Yet again, all — or at least many — eyes are on Florida. The state has ended up figuring prominently in the Democratic fight for increased control of government across the United States in the midterms, which are in just a couple of weeks. A new poll has Democrat Bill Nelson and Republican Rick Scott in a dead heat in the race to be the state’s next U.S. Senator — Scott is ahead by only 0.3 percent according to the St. Pete Polls release, which is a negligible difference.
He garnered the support of 48.6 percent of respondents, while Nelson managed 48.3 percent. The poll’s margin of error is a full 2.5 percent.
Nelson is the one on the defense in the race, seeking to keep the governor turned U.S. Senate hopeful Scott from unseating him. He’s showed up as in the lead in other polls — but in some, like this newest one, he’s ended up right alongside Scott as they fight for victory.

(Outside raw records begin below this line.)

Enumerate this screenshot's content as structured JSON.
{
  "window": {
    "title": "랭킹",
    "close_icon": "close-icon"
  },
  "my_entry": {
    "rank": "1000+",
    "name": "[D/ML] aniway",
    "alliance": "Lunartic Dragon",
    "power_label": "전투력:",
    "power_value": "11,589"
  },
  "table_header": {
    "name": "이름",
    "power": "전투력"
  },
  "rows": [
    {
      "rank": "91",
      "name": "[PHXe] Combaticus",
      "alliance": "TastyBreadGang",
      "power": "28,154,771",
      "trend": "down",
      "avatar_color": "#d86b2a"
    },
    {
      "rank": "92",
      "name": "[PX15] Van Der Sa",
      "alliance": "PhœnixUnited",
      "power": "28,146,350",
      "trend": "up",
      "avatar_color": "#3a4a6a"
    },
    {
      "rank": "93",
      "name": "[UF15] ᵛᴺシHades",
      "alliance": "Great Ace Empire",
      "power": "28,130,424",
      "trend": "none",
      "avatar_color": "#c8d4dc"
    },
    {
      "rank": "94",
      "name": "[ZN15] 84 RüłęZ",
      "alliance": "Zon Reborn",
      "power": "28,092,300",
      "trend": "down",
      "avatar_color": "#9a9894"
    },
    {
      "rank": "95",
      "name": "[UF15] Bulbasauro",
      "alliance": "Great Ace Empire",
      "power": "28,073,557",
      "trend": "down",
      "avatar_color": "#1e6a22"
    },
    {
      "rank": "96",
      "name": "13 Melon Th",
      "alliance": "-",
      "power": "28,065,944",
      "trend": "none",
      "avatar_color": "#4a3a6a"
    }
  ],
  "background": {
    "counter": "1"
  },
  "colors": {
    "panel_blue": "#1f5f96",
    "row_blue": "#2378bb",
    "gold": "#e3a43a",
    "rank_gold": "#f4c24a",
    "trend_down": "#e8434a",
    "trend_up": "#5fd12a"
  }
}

One of the more recent measures had him a full five percent ahead. That one, from CNN, also delivered a rosy outlook for the Democrat hoping to replace Scott as the state’s governor, Andrew Gillum. CNN estimated him to be maintaining a 10-12 percent leading margin over Republican challenger Ron DeSantis heading into November.

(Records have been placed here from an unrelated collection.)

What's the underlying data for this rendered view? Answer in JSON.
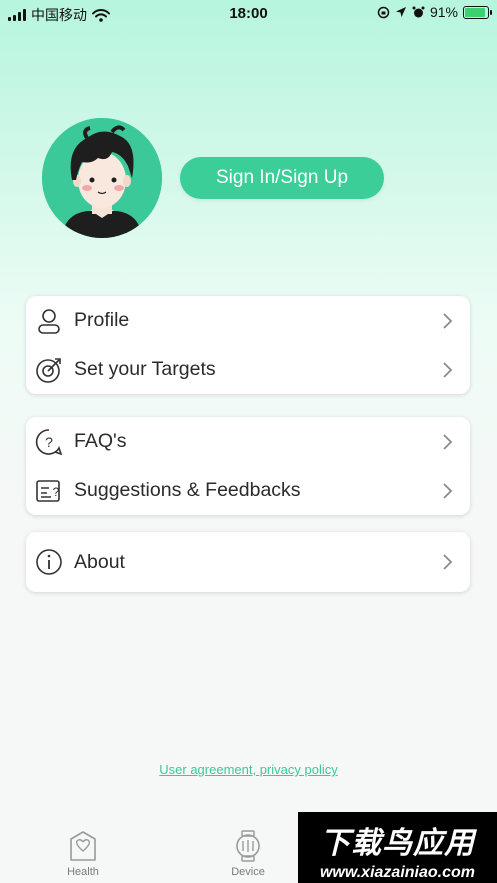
{
  "status_bar": {
    "carrier": "中国移动",
    "time": "18:00",
    "battery": "91%",
    "battery_level": 0.91
  },
  "profile_header": {
    "sign_in_label": "Sign In/Sign Up"
  },
  "menu_groups": [
    {
      "items": [
        {
          "label": "Profile",
          "icon": "user-icon"
        },
        {
          "label": "Set your Targets",
          "icon": "target-icon"
        }
      ]
    },
    {
      "items": [
        {
          "label": "FAQ's",
          "icon": "question-icon"
        },
        {
          "label": "Suggestions & Feedbacks",
          "icon": "feedback-icon"
        }
      ]
    },
    {
      "items": [
        {
          "label": "About",
          "icon": "info-icon"
        }
      ]
    }
  ],
  "footer": {
    "legal_link": "User agreement, privacy policy"
  },
  "tab_bar": {
    "tabs": [
      {
        "label": "Health",
        "icon": "heart-shield-icon"
      },
      {
        "label": "Device",
        "icon": "watch-icon"
      }
    ]
  },
  "watermark": {
    "title": "下载鸟应用",
    "url": "www.xiazainiao.com"
  },
  "colors": {
    "accent": "#3cce99",
    "background": "#f6f7f7",
    "header_gradient_top": "#b6f5de"
  }
}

Nelson has had it tougher. He’s suffered attacks on his public image over his long career in Congress, not exactly proving himself the same kind of upstart progressive candidate as Gillum. Still, he’s often been registered as ahead in polls, and FiveThirtyEight estimates that he’ll probably win in November, giving him a roughly 2 in 3 chance. The same outlet estimates that the outcome of the Florida U.S. Senate race has a 8.8 percent chance of proving indicative of the party balance of the incoming Congress.

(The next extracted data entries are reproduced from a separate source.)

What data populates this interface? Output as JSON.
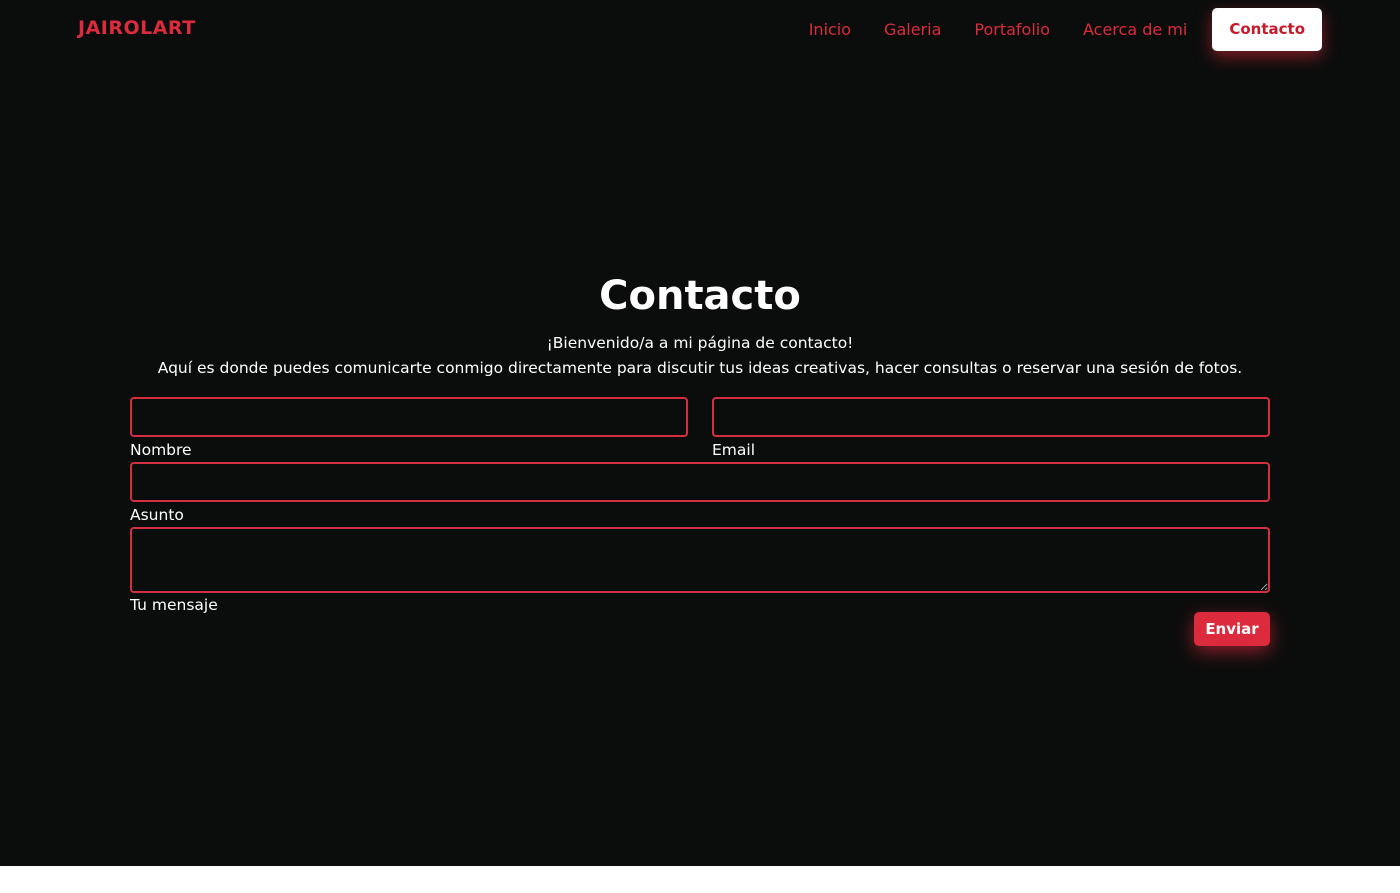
{
  "brand": "JAIROLART",
  "nav": {
    "items": [
      "Inicio",
      "Galeria",
      "Portafolio",
      "Acerca de mi"
    ],
    "active": "Contacto"
  },
  "hero": {
    "title": "Contacto",
    "greeting": "¡Bienvenido/a a mi página de contacto!",
    "description": "Aquí es donde puedes comunicarte conmigo directamente para discutir tus ideas creativas, hacer consultas o reservar una sesión de fotos."
  },
  "form": {
    "name_label": "Nombre",
    "name_value": "",
    "email_label": "Email",
    "email_value": "",
    "subject_label": "Asunto",
    "subject_value": "",
    "message_label": "Tu mensaje",
    "message_value": "",
    "submit_label": "Enviar"
  },
  "colors": {
    "background": "#0b0d0c",
    "accent": "#dc2b3c",
    "text": "#ffffff"
  }
}
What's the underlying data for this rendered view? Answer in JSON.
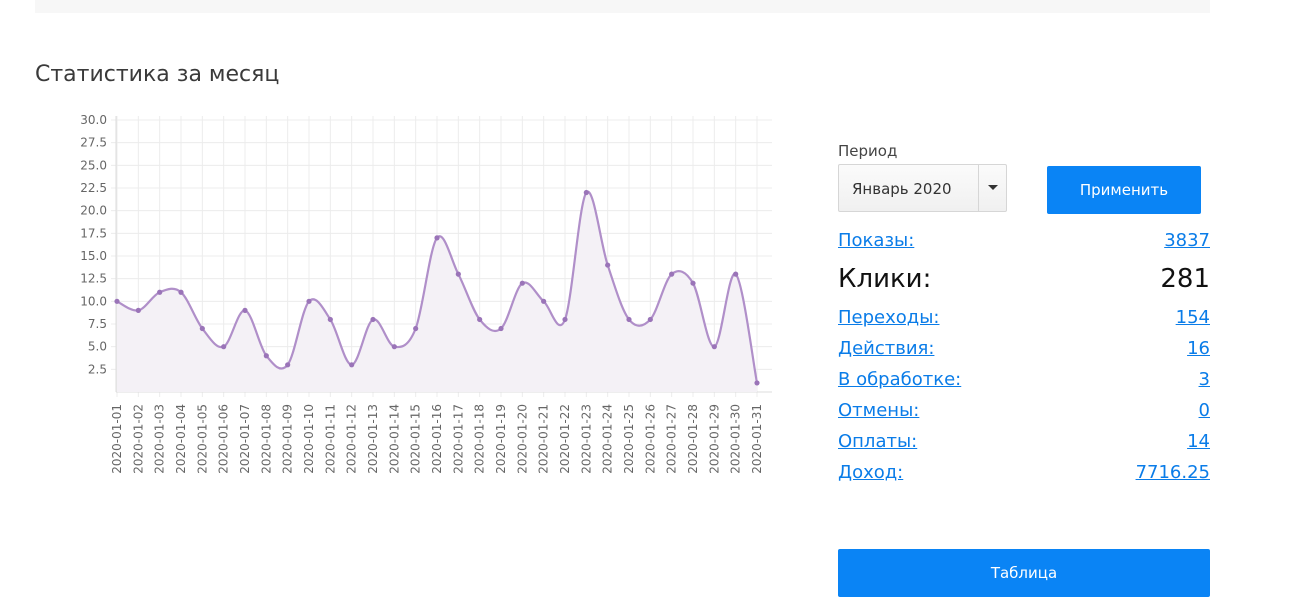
{
  "section_title": "Статистика за месяц",
  "period": {
    "label": "Период",
    "selected": "Январь 2020"
  },
  "apply_label": "Применить",
  "table_label": "Таблица",
  "stats": {
    "shows": {
      "label": "Показы:",
      "value": "3837"
    },
    "clicks": {
      "label": "Клики:",
      "value": "281"
    },
    "transitions": {
      "label": "Переходы:",
      "value": "154"
    },
    "actions": {
      "label": "Действия:",
      "value": "16"
    },
    "processing": {
      "label": "В обработке:",
      "value": "3"
    },
    "cancels": {
      "label": "Отмены:",
      "value": "0"
    },
    "payments": {
      "label": "Оплаты:",
      "value": "14"
    },
    "income": {
      "label": "Доход:",
      "value": "7716.25"
    }
  },
  "colors": {
    "line": "#b08fc9",
    "fill": "#f4f1f6",
    "accent": "#0a84f5",
    "link": "#0a7ce8"
  },
  "chart_data": {
    "type": "line",
    "title": "",
    "xlabel": "",
    "ylabel": "",
    "ylim": [
      0,
      30
    ],
    "yticks": [
      "2.5",
      "5.0",
      "7.5",
      "10.0",
      "12.5",
      "15.0",
      "17.5",
      "20.0",
      "22.5",
      "25.0",
      "27.5",
      "30.0"
    ],
    "grid": true,
    "categories": [
      "2020-01-01",
      "2020-01-02",
      "2020-01-03",
      "2020-01-04",
      "2020-01-05",
      "2020-01-06",
      "2020-01-07",
      "2020-01-08",
      "2020-01-09",
      "2020-01-10",
      "2020-01-11",
      "2020-01-12",
      "2020-01-13",
      "2020-01-14",
      "2020-01-15",
      "2020-01-16",
      "2020-01-17",
      "2020-01-18",
      "2020-01-19",
      "2020-01-20",
      "2020-01-21",
      "2020-01-22",
      "2020-01-23",
      "2020-01-24",
      "2020-01-25",
      "2020-01-26",
      "2020-01-27",
      "2020-01-28",
      "2020-01-29",
      "2020-01-30",
      "2020-01-31"
    ],
    "values": [
      10,
      9,
      11,
      11,
      7,
      5,
      9,
      4,
      3,
      10,
      8,
      3,
      8,
      5,
      7,
      17,
      13,
      8,
      7,
      12,
      10,
      8,
      22,
      14,
      8,
      8,
      13,
      12,
      5,
      13,
      1
    ]
  }
}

Other states with a higher chance of proving among those to put Democrats over the edge include Nevada, Tennessee, and Texas, where Democrats continue to run in tight races.
Even though the newest St. Pete Polls measure of the race has Scott ahead, Nelson’s doing better in their paradigm than he was. Earlier this month, they had Scott ahead by the slightly larger than presently held margin of 1.4 percent — and last month, they had Nelson ahead by 0.7 percent.
In other words, the race remains tight.
It’s one of many under close scrutiny across the country. In the U.S. Senate, the aforementioned races in Texas, Tennessee, and Nevada, have proven contentious — almost surprisingly so at times. Democrat Beto O’Rourke, for instance, surged to the point of turning his race against Texas Republican Ted Cruz into a toss-up, according to the Cook Political Report. The Nevada and Tennessee races are also rated as toss-ups, for the record.
Democrats have a clearer shot to becoming the majority party in the U.S. House, where they’re running on continued massive leads in generic ballot polling and believed to have an around 6 in 7 chance of pulling off the shift.
The shift would lead to a significant new check on the worst tendencies of the Trump administration. The White House would no longer have a Congress at its beck and call.